Я подошла к нему, чувствуя себя неуютно под обстрелом направленных на меня глаз, и протянула ему письмо.
Он прочел его, нахмурился и внимательно оглядел собравшихся.
– Это еще больше меняет дело, – сообщил он. – Дело в том, что это неслучайное убийство. Кто-то из вас прекрасно знал, что делает, и очень этого хотел.
* * *
В комнате повисла тишина. Она была такой тяжелой, что я почувствовала ее почти физически, начиная задыхаться.
Несколько пар глаз, направленных на Ларчика, были злыми, напряженными и озабоченными.
– Вы хотите сказать, что обвиняете кого-то из нас в совершении преступления? – тихо, почти свистящим шепотом, спросил Подл.

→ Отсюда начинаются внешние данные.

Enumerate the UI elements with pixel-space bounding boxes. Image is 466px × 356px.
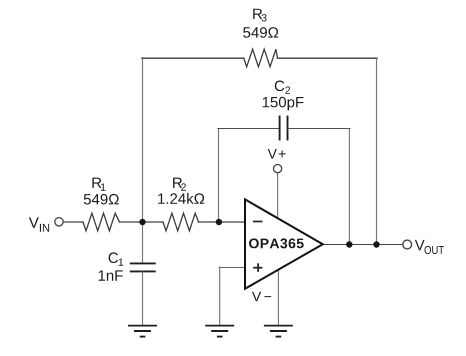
wire: feedback riser at node A (to R3) (142, 59, 144, 222)
resistor R1 (83, 213, 120, 231)
wire: C1 to ground (142, 272, 144, 325)
terminal VOUT (403, 240, 412, 249)
label R3 (253, 9, 266, 22)
wire: op-amp V- to ground (277, 270, 279, 325)
label V- (252, 292, 271, 302)
label R2 (173, 178, 186, 191)
op-amp non-inverting input symbol (253, 263, 262, 272)
wire: node A down to C1 (142, 222, 144, 263)
output node junction dot (C2) (346, 241, 352, 247)
output node junction dot (R3) (373, 241, 379, 247)
label 549 ohm (R3) (243, 27, 278, 38)
label 1nF (99, 270, 123, 280)
capacitor C2 (280, 117, 288, 140)
label C2 (275, 81, 290, 94)
resistor R2 (163, 213, 199, 231)
terminal VIN (55, 218, 63, 226)
label VOUT (415, 240, 444, 254)
label C1 (109, 252, 124, 265)
op-amp label OPA365 (249, 238, 304, 248)
terminal V+ (274, 165, 282, 173)
wire: op-amp non-inverting input to ground (219, 267, 244, 269)
wire: op-amp output to VOUT (323, 244, 402, 246)
wire: VIN to R1 (64, 221, 84, 223)
ground (under C1) (128, 326, 157, 337)
wire: R2 to op-amp inverting input (199, 221, 246, 223)
op-amp U1 OPA365 (245, 199, 323, 288)
resistor R3 (244, 49, 278, 67)
label 549 ohm (R1) (84, 194, 119, 205)
wire: R1 to R2 (node A) (120, 221, 164, 223)
label R1 (92, 178, 105, 191)
label V+ (268, 149, 286, 159)
wire: V+ supply to op-amp (277, 173, 279, 218)
node A junction dot (139, 219, 145, 225)
capacitor C1 (131, 263, 155, 271)
label 150pF (263, 97, 304, 111)
op-amp inverting input symbol (253, 221, 263, 223)
ground (V- supply) (264, 326, 293, 337)
node B junction dot (216, 219, 222, 225)
wire: C2 left riser from node B (218, 129, 220, 223)
label VIN (29, 217, 49, 231)
wire: R3 right to output node (278, 57, 378, 59)
ground (non-inverting input) (205, 326, 234, 337)
label 1.24k ohm (R2) (158, 193, 204, 204)
wire: C2 right to output node (288, 128, 350, 130)
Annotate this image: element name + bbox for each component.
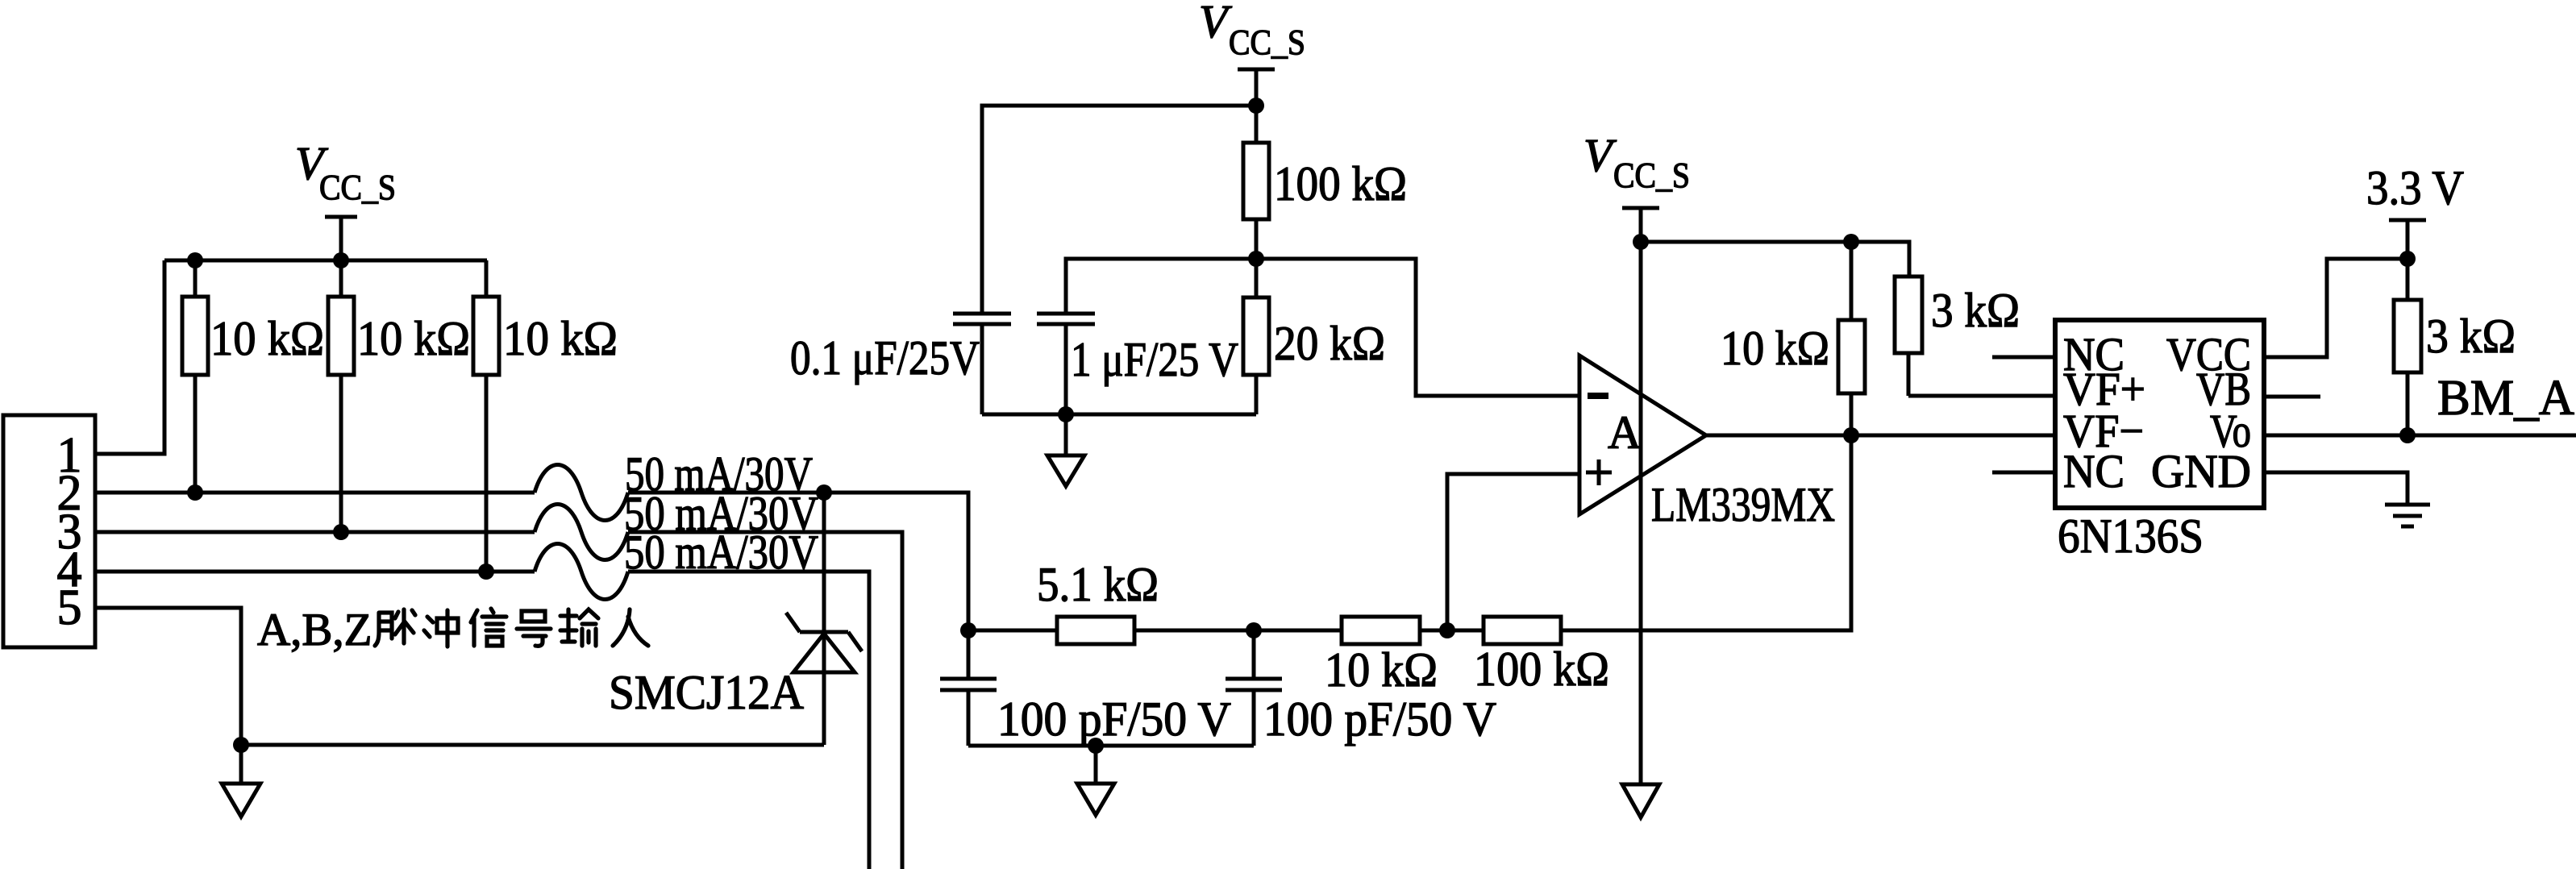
wire ground return (pin5 to TVS anode): [241, 743, 824, 747]
node dot R1-pin2: [187, 484, 203, 501]
fuse F1 (wave on pin2 line): [535, 465, 628, 521]
node dot plus-input tap: [1439, 622, 1455, 638]
pin label VB: [2196, 363, 2251, 415]
value label 10 kOhm (R9): [1721, 322, 1829, 375]
VCC_S power symbol (left): [325, 217, 357, 260]
svg-text:100 kΩ: 100 kΩ: [1274, 157, 1407, 210]
CJK glyph mai: [375, 609, 415, 646]
wire VCC rail to pull-ups: [1641, 242, 1909, 276]
svg-text:SMCJ12A: SMCJ12A: [609, 666, 804, 719]
svg-text:3.3 V: 3.3 V: [2366, 161, 2464, 214]
value label 3 kOhm (R11): [2426, 310, 2516, 363]
wire divider bottom rail: [982, 413, 1256, 417]
earth ground (opto): [2385, 505, 2430, 526]
pin 5 label: [57, 580, 82, 635]
node dot comparator VCC: [1633, 234, 1649, 250]
node dot Vo pull-up: [2399, 427, 2416, 443]
node dot VCC mid: [1248, 98, 1264, 114]
node dot RC input node: [960, 622, 976, 638]
wire channel Z after fuse (down off page): [628, 572, 869, 869]
node dot output: [1843, 427, 1859, 443]
value label 20 kOhm (R5): [1274, 317, 1385, 370]
CJK glyph shu: [560, 609, 598, 646]
wire comparator output to VF-: [1706, 434, 2055, 438]
svg-text:10 kΩ: 10 kΩ: [210, 312, 324, 365]
value label 5.1 kOhm (R6): [1037, 558, 1159, 611]
resistor R5 20k (divider bottom): [1243, 259, 1269, 414]
value label 10 kOhm (R2): [357, 312, 470, 365]
wire divider mid to comparator minus input: [1256, 259, 1579, 396]
node dot rail-R2: [333, 252, 349, 268]
CJK glyph xin: [471, 609, 506, 646]
part label SMCJ12A: [609, 666, 804, 719]
TVS diode D1 SMCJ12A: [786, 493, 862, 745]
net label VCC_S (middle): [1199, 0, 1305, 62]
svg-text:BM_A: BM_A: [2437, 371, 2574, 426]
wire pin5: [95, 608, 241, 745]
fuse F2 (wave on pin3 line): [535, 505, 628, 560]
resistor R4 100k (divider top): [1243, 106, 1269, 259]
svg-text:10 kΩ: 10 kΩ: [1721, 322, 1829, 375]
value label 100 pF/50 V (C4): [1263, 692, 1496, 746]
node dot rail-R9: [1843, 234, 1859, 250]
connector J1 (5-pin input): [3, 415, 95, 647]
3.3V power symbol: [2389, 220, 2426, 259]
node dot 3.3V rail: [2399, 251, 2416, 267]
wire VCC pin to 3.3V: [2264, 259, 2407, 357]
minus sign (inverting input): [1588, 393, 1608, 399]
svg-text:CC_S: CC_S: [1613, 156, 1690, 195]
pin 4 label: [57, 543, 82, 597]
wire GND pin to earth: [2264, 472, 2407, 503]
node dot rail-R1: [187, 252, 203, 268]
node dot R3-pin4: [478, 563, 494, 580]
ground (signal gnd under pin5): [222, 745, 260, 817]
plus sign (non-inverting input): [1586, 459, 1612, 485]
pin label GND: [2151, 445, 2251, 497]
pin label NC (top): [2063, 328, 2124, 380]
capacitor C4 100pF/50V: [1226, 630, 1282, 746]
svg-text:CC_S: CC_S: [1229, 23, 1305, 62]
VCC_S power symbol (comparator): [1622, 208, 1659, 242]
CJK glyph hao: [517, 611, 551, 646]
wire pin1 to rail: [95, 260, 164, 454]
input label A,B,Z pulse signal input: [257, 605, 372, 655]
node dot divider gnd: [1058, 406, 1074, 422]
value label 10 kOhm (R3): [503, 312, 618, 365]
wire R7 to R8: [1420, 629, 1484, 633]
svg-text:GND: GND: [2151, 445, 2251, 497]
resistor R3 10k (pull-up pin4): [473, 260, 499, 572]
pin 1 label: [57, 428, 82, 483]
wire channel B after fuse (down off page): [628, 532, 902, 869]
net label VCC_S (left): [295, 137, 396, 207]
CJK glyphs (hand-drawn): 脉冲信号输入: [375, 609, 648, 647]
capacitor C2 1uF/25V: [1037, 314, 1095, 414]
svg-text:NC: NC: [2063, 445, 2124, 497]
node dot pin5-gnd: [233, 737, 249, 753]
value label 100 kOhm (R4): [1274, 157, 1407, 210]
value label 100 pF/50 V (C3): [997, 692, 1231, 746]
capacitor C1 0.1uF/25V: [953, 314, 1011, 414]
svg-text:V: V: [1199, 0, 1233, 48]
net label VCC_S (comparator): [1583, 129, 1690, 195]
CJK glyph ru: [613, 609, 648, 646]
pin label NC (bottom): [2063, 445, 2124, 497]
pin label VF-: [2063, 405, 2144, 457]
svg-text:6N136S: 6N136S: [2058, 509, 2204, 563]
CJK glyph chong: [424, 610, 458, 647]
part label 6N136S: [2058, 509, 2204, 563]
net label 3.3 V: [2366, 161, 2464, 214]
wire tap to comparator plus input: [1447, 474, 1579, 630]
svg-text:LM339MX: LM339MX: [1651, 478, 1835, 531]
label A (comparator section): [1608, 406, 1642, 459]
svg-text:10 kΩ: 10 kΩ: [503, 312, 618, 365]
svg-text:A: A: [1608, 406, 1642, 459]
wire feedback (R8 to output): [1561, 435, 1851, 630]
node dot TVS top: [816, 484, 832, 501]
value label 0.1 uF/25V: [790, 331, 980, 385]
svg-text:100 pF/50 V: 100 pF/50 V: [1263, 692, 1496, 746]
wire pin3: [95, 530, 535, 534]
optocoupler U2 6N136S box: [2055, 320, 2264, 508]
resistor R1 10k (pull-up pin2): [182, 260, 208, 493]
wire pin2: [95, 491, 535, 495]
resistor R11 3k (output pull-up): [2394, 259, 2421, 435]
ground (comparator): [1622, 784, 1659, 817]
wire R10 to VF+: [1908, 394, 2055, 398]
resistor R10 3k (LED series): [1895, 276, 1922, 396]
svg-text:10 kΩ: 10 kΩ: [357, 312, 470, 365]
node dot R2-pin3: [333, 524, 349, 540]
wire VCC rail (left): [164, 259, 487, 263]
net label BM_A: [2437, 371, 2574, 426]
ground (under caps): [1077, 746, 1114, 815]
resistor R7 10k: [1342, 617, 1420, 644]
resistor R6 5.1k: [1057, 617, 1134, 644]
svg-text:100 kΩ: 100 kΩ: [1474, 642, 1609, 696]
svg-text:100 pF/50 V: 100 pF/50 V: [997, 692, 1231, 746]
resistor R2 10k (pull-up pin3): [328, 260, 354, 532]
svg-text:5: 5: [57, 580, 82, 635]
VCC_S power symbol (middle): [1238, 69, 1275, 106]
resistor R8 100k: [1484, 617, 1561, 644]
value label 10 kOhm (R7): [1325, 643, 1438, 696]
wire channel A after fuse: [628, 493, 968, 630]
svg-text:5.1 kΩ: 5.1 kΩ: [1037, 558, 1159, 611]
ground (under divider): [1047, 414, 1084, 486]
pin 2 label: [57, 466, 82, 521]
pin label VF+: [2063, 363, 2145, 415]
value label 100 kOhm (R8): [1474, 642, 1609, 696]
wire comparator power (VCC through to GND): [1639, 242, 1643, 784]
part label LM339MX: [1651, 478, 1835, 531]
value label 10 kOhm (R1): [210, 312, 324, 365]
node dot divider mid: [1248, 251, 1264, 267]
resistor R9 10k (output pull-up): [1838, 242, 1865, 435]
capacitor C3 100pF/50V: [940, 630, 997, 746]
svg-text:20 kΩ: 20 kΩ: [1274, 317, 1385, 370]
wire pin4: [95, 570, 535, 574]
wire cap ground rail: [968, 744, 1254, 748]
wire divider mid to 1uF branch: [1066, 259, 1256, 312]
pin stub NC (bottom left): [1992, 471, 2055, 475]
svg-text:A,B,Z: A,B,Z: [257, 605, 372, 655]
rating label 50 mA/30V (F3): [624, 526, 818, 579]
wire VCC to 0.1uF branch: [982, 106, 1256, 312]
op-amp U1A LM339MX comparator triangle: [1579, 356, 1706, 514]
svg-text:V: V: [1583, 129, 1617, 181]
pin stub NC (top left): [1992, 356, 2055, 360]
fuse F3 (wave on pin4 line): [535, 544, 628, 600]
svg-text:1 μF/25 V: 1 μF/25 V: [1071, 333, 1238, 386]
pin label VCC: [2166, 328, 2251, 380]
pin stub VB: [2264, 395, 2320, 399]
value label 3 kOhm (R10): [1931, 284, 2020, 337]
svg-text:CC_S: CC_S: [319, 168, 396, 207]
rating label 50 mA/30V (F1): [625, 447, 813, 501]
node dot cap gnd: [1088, 738, 1104, 754]
rating label 50 mA/30V (F2): [624, 487, 818, 540]
svg-text:3 kΩ: 3 kΩ: [2426, 310, 2516, 363]
svg-text:3 kΩ: 3 kΩ: [1931, 284, 2020, 337]
wire R6 to R7: [1134, 629, 1342, 633]
svg-text:10 kΩ: 10 kΩ: [1325, 643, 1438, 696]
wire Vo output BM_A: [2264, 434, 2576, 438]
wire node to R6: [968, 629, 1057, 633]
node dot C4 top: [1246, 622, 1262, 638]
pin 3 label: [57, 505, 82, 559]
value label 1 uF/25 V: [1071, 333, 1238, 386]
svg-text:0.1 μF/25V: 0.1 μF/25V: [790, 331, 980, 385]
pin label Vo: [2210, 405, 2251, 457]
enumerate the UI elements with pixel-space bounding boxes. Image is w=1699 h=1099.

– Я не хочу, – усмехнулся Ларчик. – Я это делаю, хотя и не хочу. Поверьте, обвинять кого-то в совершении убийства неприятное занятие. Хотеть этого нормальный человек не может. Но давайте посмотрим, что произошло. Кто-то из вас долго и целенаправленно отравлял жизнь Тане Борисовой своими чудовищными письмами. В каждом из писем содержались угрозы. Причем не простые угрозы, а, я бы сказал, многообещающие. Взять хотя бы вот это – «Палач в нетерпении»… или «Могут ли женщины убивать». Вроде бы просто заглавия романов, да? А тайный смысл? Кто может доказать, что то, что произошло сейчас, не было результатом всей этой «эпистолярной акции»?